4 Бальмонт перевел Шелли ~ полинезийские мифы… — Ко времени написания "татьи Волошиным в переводах Бальмонта вышли отдельными изданиями сочинения Шелли (3-е изд. СПб., 1894—1895), Кальдерона (3 тома. М., 1900—1912), Эдгара По (3-е изд. М., 1911—1912), «Побеги травы» У. Уитмена (М., 1911), «Баллада Рэдингской тюрьмы» О. Уайльда (М., 1904), «Саломея» О. Уайльда (СПб., 1908), «Ищейки» Шарля Ван Лерберга (СПб., 1909; совместно с Е. Цветковской) и др., а также переводные книги: Зовы древности. Гимны, песни и замыслы древних (СПб., 1908); Из чужеземных поэтов (СПб., 1908); Змеиные цветы (М., 1910; переложения из мексиканской «священной книги» «Пополь-Вух»); Любовь и ненависть. Испанские народные песни (М., 1911).

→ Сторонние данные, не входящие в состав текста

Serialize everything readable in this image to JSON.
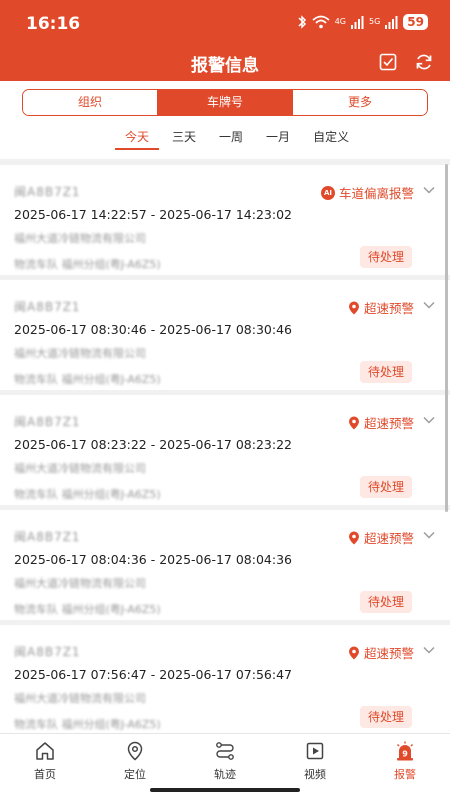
{
  "status_bar": {
    "time": "16:16",
    "battery": "59",
    "net1": "4G",
    "net2": "5G"
  },
  "header": {
    "title": "报警信息",
    "check_icon": "checkbox-icon",
    "refresh_icon": "refresh-icon"
  },
  "segments": [
    {
      "label": "组织",
      "active": false
    },
    {
      "label": "车牌号",
      "active": true
    },
    {
      "label": "更多",
      "active": false
    }
  ],
  "time_tabs": [
    {
      "label": "今天",
      "active": true
    },
    {
      "label": "三天",
      "active": false
    },
    {
      "label": "一周",
      "active": false
    },
    {
      "label": "一月",
      "active": false
    },
    {
      "label": "自定义",
      "active": false
    }
  ],
  "alarms": [
    {
      "plate": "闽A8B7Z1",
      "time_range": "2025-06-17 14:22:57 - 2025-06-17 14:23:02",
      "company": "福州大道冷链物流有限公司",
      "group": "物流车队 福州分组(粤J-A6Z5)",
      "type": "车道偏离报警",
      "icon": "ai-badge",
      "status": "待处理"
    },
    {
      "plate": "闽A8B7Z1",
      "time_range": "2025-06-17 08:30:46 - 2025-06-17 08:30:46",
      "company": "福州大道冷链物流有限公司",
      "group": "物流车队 福州分组(粤J-A6Z5)",
      "type": "超速预警",
      "icon": "location-pin-icon",
      "status": "待处理"
    },
    {
      "plate": "闽A8B7Z1",
      "time_range": "2025-06-17 08:23:22 - 2025-06-17 08:23:22",
      "company": "福州大道冷链物流有限公司",
      "group": "物流车队 福州分组(粤J-A6Z5)",
      "type": "超速预警",
      "icon": "location-pin-icon",
      "status": "待处理"
    },
    {
      "plate": "闽A8B7Z1",
      "time_range": "2025-06-17 08:04:36 - 2025-06-17 08:04:36",
      "company": "福州大道冷链物流有限公司",
      "group": "物流车队 福州分组(粤J-A6Z5)",
      "type": "超速预警",
      "icon": "location-pin-icon",
      "status": "待处理"
    },
    {
      "plate": "闽A8B7Z1",
      "time_range": "2025-06-17 07:56:47 - 2025-06-17 07:56:47",
      "company": "福州大道冷链物流有限公司",
      "group": "物流车队 福州分组(粤J-A6Z5)",
      "type": "超速预警",
      "icon": "location-pin-icon",
      "status": "待处理"
    }
  ],
  "ai_label": "AI",
  "tabbar": [
    {
      "label": "首页",
      "icon": "home-icon",
      "active": false
    },
    {
      "label": "定位",
      "icon": "location-icon",
      "active": false
    },
    {
      "label": "轨迹",
      "icon": "track-icon",
      "active": false
    },
    {
      "label": "视频",
      "icon": "video-icon",
      "active": false
    },
    {
      "label": "报警",
      "icon": "alarm-icon",
      "active": true
    }
  ],
  "alarm_badge": "9",
  "colors": {
    "accent": "#e04a2b",
    "tag_bg": "#fde8e4"
  }
}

5 Прекрасней Египта ~ О, сердце! Как сердце болит / — Полностью воспроизводится стихотворение «Прекрасней Египта» («Зарево зорь», с. 134).
6 «Где бы я ни странствовал ~ душа поет: „Вернись. Пора“». — Цитируются первая строфа и две последние строки стихотворения «Где бы я ни странствовал…» (там же, с. 134).
7 …«безглагольная» русская природа… — Имеется в виду стихотворение «Безглагольность» («Есть в русской природе усталая нежность…», 1900) из книги Бальмонта «Только любовь».
8 …Звук зурны звенит, звенит, звенит, звенит. — Волошин воспроизводит полностью стихотворение «Тоска степей (Полонянка степей Половецких)» («Зарево зорь», с. 49).
9 С сердцем ли споришь ты? ~ Вместе оденемся в зарево зорь. — Первая строфа стихотворения «В зареве зорь» (там же, с. 22).